You’re absolutely right, they are comfy and I have
never have migrated to suspension of any sort although as I started racing the bikes got more ‘roadie’. I still like to ride over and around things rather than through them. The rigid back I wish I’d never got rid of was my 1990 Kona Hei Hei with a Justin Burls Ti fork.
they say better to have loved and lost, but not sure about that with a Hei Hei..! I am 26 years into Kona rigid ownership with my Kileaua and I would never sell that never mind a Hei Hei! Ive an Explosif too, and a Lava Dome singlespeed in build. A titanium frame of very similar geometry must be a phenomonal thing. The money such things command then and now, are way out of my reach, unless I sell the whole colelction.. the trouble is not just the frame is it.. everything to rightfully go on it has to be high end too, second mortage job.
This Falcon will put a huge smile on you, and its a lot like my first atb an old Peugot ranger in appearance.

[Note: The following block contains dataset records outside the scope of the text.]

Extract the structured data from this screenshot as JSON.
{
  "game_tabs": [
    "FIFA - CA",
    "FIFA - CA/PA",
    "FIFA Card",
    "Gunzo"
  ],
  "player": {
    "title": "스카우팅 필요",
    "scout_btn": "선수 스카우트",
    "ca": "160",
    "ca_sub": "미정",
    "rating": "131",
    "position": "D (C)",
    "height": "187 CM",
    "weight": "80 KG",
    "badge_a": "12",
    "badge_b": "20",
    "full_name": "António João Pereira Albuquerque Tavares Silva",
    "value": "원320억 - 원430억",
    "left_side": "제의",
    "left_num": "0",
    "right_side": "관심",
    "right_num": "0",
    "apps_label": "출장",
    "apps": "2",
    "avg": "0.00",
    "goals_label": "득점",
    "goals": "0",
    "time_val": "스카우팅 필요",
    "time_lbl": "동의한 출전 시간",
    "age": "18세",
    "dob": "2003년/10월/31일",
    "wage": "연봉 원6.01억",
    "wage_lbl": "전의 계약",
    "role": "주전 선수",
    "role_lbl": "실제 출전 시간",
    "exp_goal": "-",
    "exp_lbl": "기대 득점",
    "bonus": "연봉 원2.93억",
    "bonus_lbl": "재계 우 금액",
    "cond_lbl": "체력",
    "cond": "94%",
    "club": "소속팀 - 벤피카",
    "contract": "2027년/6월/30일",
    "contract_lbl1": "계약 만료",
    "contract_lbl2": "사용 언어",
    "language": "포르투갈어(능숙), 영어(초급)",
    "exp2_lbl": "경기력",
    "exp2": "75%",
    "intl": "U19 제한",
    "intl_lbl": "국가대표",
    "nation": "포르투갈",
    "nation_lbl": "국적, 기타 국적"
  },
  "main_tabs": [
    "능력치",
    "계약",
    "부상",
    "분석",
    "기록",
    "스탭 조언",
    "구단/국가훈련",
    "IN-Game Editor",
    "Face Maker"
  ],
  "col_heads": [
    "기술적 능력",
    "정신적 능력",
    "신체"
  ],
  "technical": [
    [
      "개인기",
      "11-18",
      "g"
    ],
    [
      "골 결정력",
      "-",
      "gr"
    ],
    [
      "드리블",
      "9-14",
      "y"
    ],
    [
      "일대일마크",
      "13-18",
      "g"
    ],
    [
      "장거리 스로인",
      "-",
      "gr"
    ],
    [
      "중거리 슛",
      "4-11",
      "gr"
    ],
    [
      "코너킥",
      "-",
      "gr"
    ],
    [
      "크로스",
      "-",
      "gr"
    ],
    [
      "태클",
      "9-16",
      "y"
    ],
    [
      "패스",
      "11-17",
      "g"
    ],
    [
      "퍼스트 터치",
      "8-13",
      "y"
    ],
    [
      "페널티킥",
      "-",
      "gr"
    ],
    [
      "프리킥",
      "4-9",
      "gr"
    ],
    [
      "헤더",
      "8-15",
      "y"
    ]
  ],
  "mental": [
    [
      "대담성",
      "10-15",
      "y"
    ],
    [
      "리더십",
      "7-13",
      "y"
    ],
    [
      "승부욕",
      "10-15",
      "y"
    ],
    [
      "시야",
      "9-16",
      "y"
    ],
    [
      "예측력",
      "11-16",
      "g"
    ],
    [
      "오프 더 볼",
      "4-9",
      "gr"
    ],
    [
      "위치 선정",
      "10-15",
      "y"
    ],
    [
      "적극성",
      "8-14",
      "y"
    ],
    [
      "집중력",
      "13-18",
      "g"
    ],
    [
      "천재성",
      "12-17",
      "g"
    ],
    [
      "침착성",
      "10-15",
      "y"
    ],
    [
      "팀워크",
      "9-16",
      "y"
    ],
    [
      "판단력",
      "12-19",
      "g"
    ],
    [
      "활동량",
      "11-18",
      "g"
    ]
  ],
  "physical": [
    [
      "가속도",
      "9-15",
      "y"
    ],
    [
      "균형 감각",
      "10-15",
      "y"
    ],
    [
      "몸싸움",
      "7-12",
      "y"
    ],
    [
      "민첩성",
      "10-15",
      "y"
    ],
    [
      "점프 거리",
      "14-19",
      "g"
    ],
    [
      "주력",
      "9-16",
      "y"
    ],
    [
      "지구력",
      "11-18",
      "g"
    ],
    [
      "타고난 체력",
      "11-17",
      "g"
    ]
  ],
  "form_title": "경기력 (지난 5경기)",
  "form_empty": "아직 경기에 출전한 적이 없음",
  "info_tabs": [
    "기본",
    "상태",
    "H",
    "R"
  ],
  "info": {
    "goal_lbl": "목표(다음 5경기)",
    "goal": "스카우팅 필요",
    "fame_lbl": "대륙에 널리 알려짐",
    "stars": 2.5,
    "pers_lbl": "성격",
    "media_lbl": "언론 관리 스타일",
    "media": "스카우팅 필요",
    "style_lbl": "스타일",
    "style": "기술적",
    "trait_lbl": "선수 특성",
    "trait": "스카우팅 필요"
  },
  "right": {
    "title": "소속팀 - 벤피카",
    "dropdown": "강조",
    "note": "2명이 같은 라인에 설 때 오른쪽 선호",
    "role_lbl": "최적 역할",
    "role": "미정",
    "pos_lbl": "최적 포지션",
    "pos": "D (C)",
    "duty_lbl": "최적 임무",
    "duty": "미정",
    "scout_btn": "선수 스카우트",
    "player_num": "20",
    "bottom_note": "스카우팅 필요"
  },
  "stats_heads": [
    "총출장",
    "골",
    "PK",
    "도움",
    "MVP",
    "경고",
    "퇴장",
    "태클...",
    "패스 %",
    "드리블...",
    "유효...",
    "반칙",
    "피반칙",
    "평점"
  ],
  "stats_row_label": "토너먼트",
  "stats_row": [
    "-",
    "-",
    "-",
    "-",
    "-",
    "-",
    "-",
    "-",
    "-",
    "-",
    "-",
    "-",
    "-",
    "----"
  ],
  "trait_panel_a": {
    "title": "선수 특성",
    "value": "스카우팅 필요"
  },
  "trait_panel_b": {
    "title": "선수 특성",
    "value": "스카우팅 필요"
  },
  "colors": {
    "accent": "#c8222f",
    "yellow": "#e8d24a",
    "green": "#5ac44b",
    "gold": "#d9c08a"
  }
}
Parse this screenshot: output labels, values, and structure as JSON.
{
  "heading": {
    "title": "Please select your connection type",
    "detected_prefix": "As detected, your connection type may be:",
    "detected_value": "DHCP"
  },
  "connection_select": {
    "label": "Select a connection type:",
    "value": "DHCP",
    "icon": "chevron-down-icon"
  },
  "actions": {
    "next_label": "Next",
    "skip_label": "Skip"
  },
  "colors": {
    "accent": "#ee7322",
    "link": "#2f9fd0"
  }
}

That had 24" wheels, I am 6'1" now so if see suitably sized one of nostalgia will probably do all the thinking! Ive looked at Specialized and Breezer etc of this general period and riding position and its not justifiable, this is perhaps more of an affordable bit of fun. Another retrobike post that has me looking at marketplace.. !
 
My first ATB was a Falcon Cheetah. Rode the wheels off it, literally. I will always have soft spot for old Falcons.

Lovely.
 
I have to say that my preconceived opinion of Falcon has been shattered by that K2. What a great looking bike. My previous experience with them has been of energy sapping god awful boat anchors and tarted up scrap. I did a double take when I saw the 4130 sticker. Falcon actually made a real bike once. Wow. Most unexpected.
 
They did make some OK stuff, my first "proper" (as in not TI Raleigh gas pipe and pig iron) new road bike was a Falcon Proline in about 1996/7. Not exactly high end, 501 maintubes, mix of Exage 300EX/unbranded stuff & riveted Stronglight CS etc but that bike took me many thousands of miles over the next 5 years, had a hard life being ridden year round, some of the time with rack/luggage. Was rebuilt pretty comprehensively after being knocked off around '99 (pretty much frame/fork/headset/seatpost were all that remained, wasn't that badly damaged but our LBS "took care" of me with their repair quote). The fork cracked a month or so later so that was replaced too.

It's final death came in summer 2001, the downtube cracked at the shifter bosses (whilst doing clipped-in endo 180s outside Green St cycles in Sandbach, no less. Did I mention it had a hard life?). So they were making reasonable kit well into the late '90s, even if a shadow of their former glory by then.
 
I have to say that my preconceived opinion of Falcon has been shattered by that K2. What a great looking bike. My previous experience with them has been of energy sapping god awful boat anchors and tarted up scrap. I did a double take when I saw the 4130 sticker. Falcon actually made a real bike once. Wow. Most unexpected.
Falcon have made some really good high end road bikes, San Remo and the Professional off the top of my head. An under rated brand imo.